The same project designed using hardware is stated in D2.4.
When the sequence "0110" is detected output Z goes high for one CLK period. Two or more adjacent patterns can also be detected as in this bit stream sequence: "01101101101..."
To make it a simple FSM design, we will assume:
- The bitstream incoming frequency is the same of the pattern_detector CLK.
- The bit stream signal is delayed half period with respect the CLK, to be able to sample stable data every CLK rising edge.
-- Transmission is continuous.
Design phase #1 Basic pattern detector circuit.
Fig. 1. Symbol. |
The best way to start, is to try imagining how the output will be for a given bitstream, as represented in Fig. 2.
Fig. 2. Example of timing diagram. fCLK = 75 Hz. |
Some questions to kick off the project and organise it as a FSM in four sections:
Project location:
C:
Copy and adapt a circuit from a convenient tutorial project and name it Pattern_detector.pdsprj. Assign pins to inputs and outputs accordingly to one of the following options (your instructor will tell you which):
Pin assignment option #1:
CLK --> RB1
T --> RB6
Z --> RC7
Pin assignment option #2:
CLK --> RB2
T --> RA2
Z --> RD7
Pin assignment option #3:
CLK --> RB0
T --> RB7
Z --> RC4
Draw the hardware schematic. Buttons and switches, resistors, inputs, outputs, reset circuit MCLR_L and quartz crystal oscillator of 8 MHz. Explain how to configure inputs and outputs in init_system().
How to generate example bit streams in Proteus?
Draw the flowchart of the general program organisation.
Draw the hardware/software diagram indicating the required RAM variables and how the FSM is solved in software.
Infer the state diagram governing the machine.
Explain how to poll (read) input T in read_inputs() using bitwise operations. Explain how to measure how many times per second this input is read.
Explain how to drive output pins in write_outputs().
Draw the truth tables and their equivalent flowcharts for state_logic() and output_logic() functions.
How the interrupt service routine ISR() is used in this application? Draw its flowchart.
Develop and test (debugging) the project capturing the hardware circuit in Proteus and writting the C source code.

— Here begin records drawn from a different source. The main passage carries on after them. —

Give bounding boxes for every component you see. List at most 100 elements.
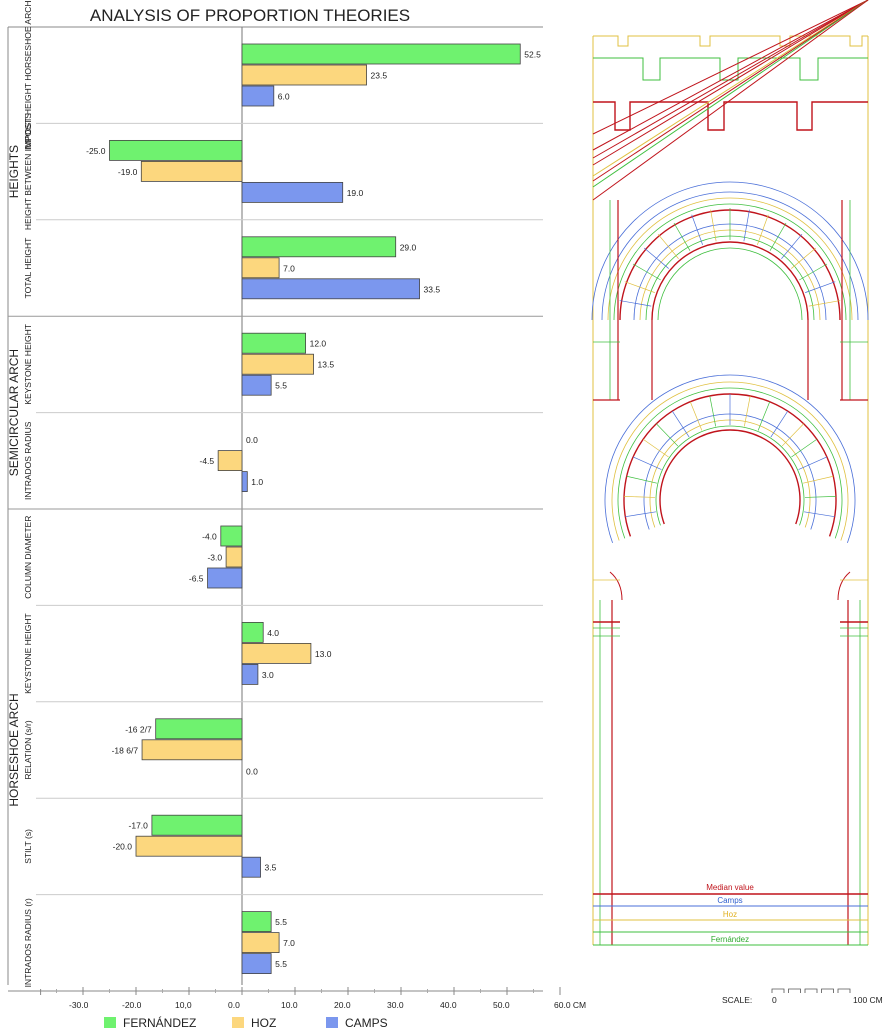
scale-tick xyxy=(788,988,801,993)
bar xyxy=(241,953,272,974)
crenellation-median xyxy=(593,101,868,131)
horseshoe-curve xyxy=(649,419,811,528)
horseshoe-curve xyxy=(611,381,849,541)
category-label: TOTAL HEIGHT xyxy=(23,238,33,299)
voussoir-line xyxy=(691,214,703,245)
bar xyxy=(241,471,248,493)
legend-swatch xyxy=(326,1017,338,1028)
data-label: 5.5 xyxy=(275,959,287,969)
category-label-group: STILT (s) xyxy=(23,829,33,864)
data-label: -16 2/7 xyxy=(125,724,152,734)
voussoir-line xyxy=(799,263,828,281)
horseshoe-curve xyxy=(643,413,817,530)
voussoir-line xyxy=(642,438,669,458)
legend-label: HOZ xyxy=(251,1016,276,1030)
voussoir-line xyxy=(656,423,679,447)
horseshoe-curve xyxy=(659,429,801,525)
x-tick-label: 50.0 xyxy=(493,1000,510,1010)
bar xyxy=(151,814,243,836)
x-tick-label: 10.0 xyxy=(281,1000,298,1010)
band-line xyxy=(592,0,869,182)
data-label: 23.5 xyxy=(371,71,388,81)
voussoir-line xyxy=(657,233,679,259)
voussoir-line xyxy=(757,401,771,431)
data-label: 3.0 xyxy=(262,670,274,680)
category-label: STILT (s) xyxy=(23,829,33,864)
impost-curve xyxy=(837,571,851,601)
horseshoe-curve xyxy=(604,374,856,543)
legend-swatch xyxy=(104,1017,116,1028)
bar xyxy=(135,835,243,857)
upper-arch-curve xyxy=(657,247,803,321)
bar xyxy=(241,932,280,953)
category-label: HEIGHT BETWEEN IMPOSTS xyxy=(23,113,33,230)
scale-bar: SCALE: 0 100 CM xyxy=(722,988,883,1005)
data-label: 7.0 xyxy=(283,938,295,948)
bar xyxy=(241,85,275,107)
voussoir-line xyxy=(626,475,657,484)
legend-swatch xyxy=(232,1017,244,1028)
voussoir-line xyxy=(770,410,789,438)
voussoir-line xyxy=(673,222,691,251)
voussoir-line xyxy=(781,423,804,447)
upper-arch-curve xyxy=(591,181,869,321)
voussoir-line xyxy=(619,300,652,307)
category-label: IMPOST HEIGHT HORSESHOE ARCH xyxy=(23,0,33,149)
data-label: 6.0 xyxy=(278,92,290,102)
voussoir-line xyxy=(632,263,661,281)
upper-arch-curve xyxy=(613,203,847,321)
bar xyxy=(241,332,306,354)
category-label-group: KEYSTONE HEIGHT xyxy=(23,613,33,694)
voussoir-line xyxy=(804,511,835,518)
drawing-label: Fernández xyxy=(711,935,749,944)
x-tick-label: 10,0 xyxy=(175,1000,192,1010)
category-label-group: KEYSTONE HEIGHT xyxy=(23,324,33,405)
bar xyxy=(109,139,243,161)
bar xyxy=(220,525,243,547)
legend-label: CAMPS xyxy=(345,1016,388,1030)
voussoir-line xyxy=(624,281,655,293)
bar xyxy=(241,856,261,878)
voussoir-line xyxy=(643,247,669,269)
upper-arch-curve xyxy=(601,191,859,321)
band-line xyxy=(592,0,869,135)
voussoir-line xyxy=(798,456,828,470)
x-tick-label: 0.0 xyxy=(228,1000,240,1010)
category-label: INTRADOS RADIUS xyxy=(23,421,33,500)
data-label: 5.5 xyxy=(275,381,287,391)
bar xyxy=(141,739,243,761)
bar xyxy=(241,64,367,86)
data-label: 19.0 xyxy=(347,188,364,198)
category-label-group: IMPOST HEIGHT HORSESHOE ARCH xyxy=(23,0,33,149)
category-label: COLUMN DIAMETER xyxy=(23,516,33,599)
voussoir-line xyxy=(805,281,836,293)
scale-tick xyxy=(771,988,785,993)
group-label-group: SEMICIRCULAR ARCH xyxy=(7,349,21,476)
voussoir-line xyxy=(808,300,841,307)
group-label: SEMICIRCULAR ARCH xyxy=(7,349,21,476)
voussoir-line xyxy=(743,395,751,427)
x-tick-label: 30.0 xyxy=(387,1000,404,1010)
horseshoe-curve xyxy=(623,393,837,537)
voussoir-line xyxy=(709,395,717,427)
data-label: 29.0 xyxy=(400,242,417,252)
bar xyxy=(155,718,243,740)
category-label-group: RELATION (s/r) xyxy=(23,720,33,780)
bar xyxy=(241,664,259,685)
bar xyxy=(241,911,272,932)
bar xyxy=(241,643,312,664)
group-label: HEIGHTS xyxy=(7,145,21,198)
bar xyxy=(225,546,243,568)
band-line xyxy=(592,0,869,151)
chart-title: ANALYSIS OF PROPORTION THEORIES xyxy=(90,6,410,25)
category-label: KEYSTONE HEIGHT xyxy=(23,324,33,405)
legend-label: FERNÁNDEZ xyxy=(123,1015,196,1030)
voussoir-line xyxy=(743,209,750,242)
x-tick-label: -20.0 xyxy=(122,1000,142,1010)
scale-tick xyxy=(821,988,834,993)
horseshoe-curve xyxy=(655,425,805,526)
data-label: -19.0 xyxy=(118,167,138,177)
x-tick-label: 20.0 xyxy=(334,1000,351,1010)
data-label: -25.0 xyxy=(86,146,106,156)
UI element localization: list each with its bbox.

Note: Step-by-step tactical approach for developing and testing the project: Read one input at a time and run to check that the voltage value is correctly captured as a valid digital value in RAM memory. Write one output at a time and run to check that your code is correct to light the LED connected at the output pin. |
Design phase #2: Add an LCD to show messages, such text, for example: "no input data", "pattern detected", etc. A number will indicate the number of times the pattern is detected in the incoming bit stream.
Design phase #3: Use the TMR2 to replace external CLK interrupts.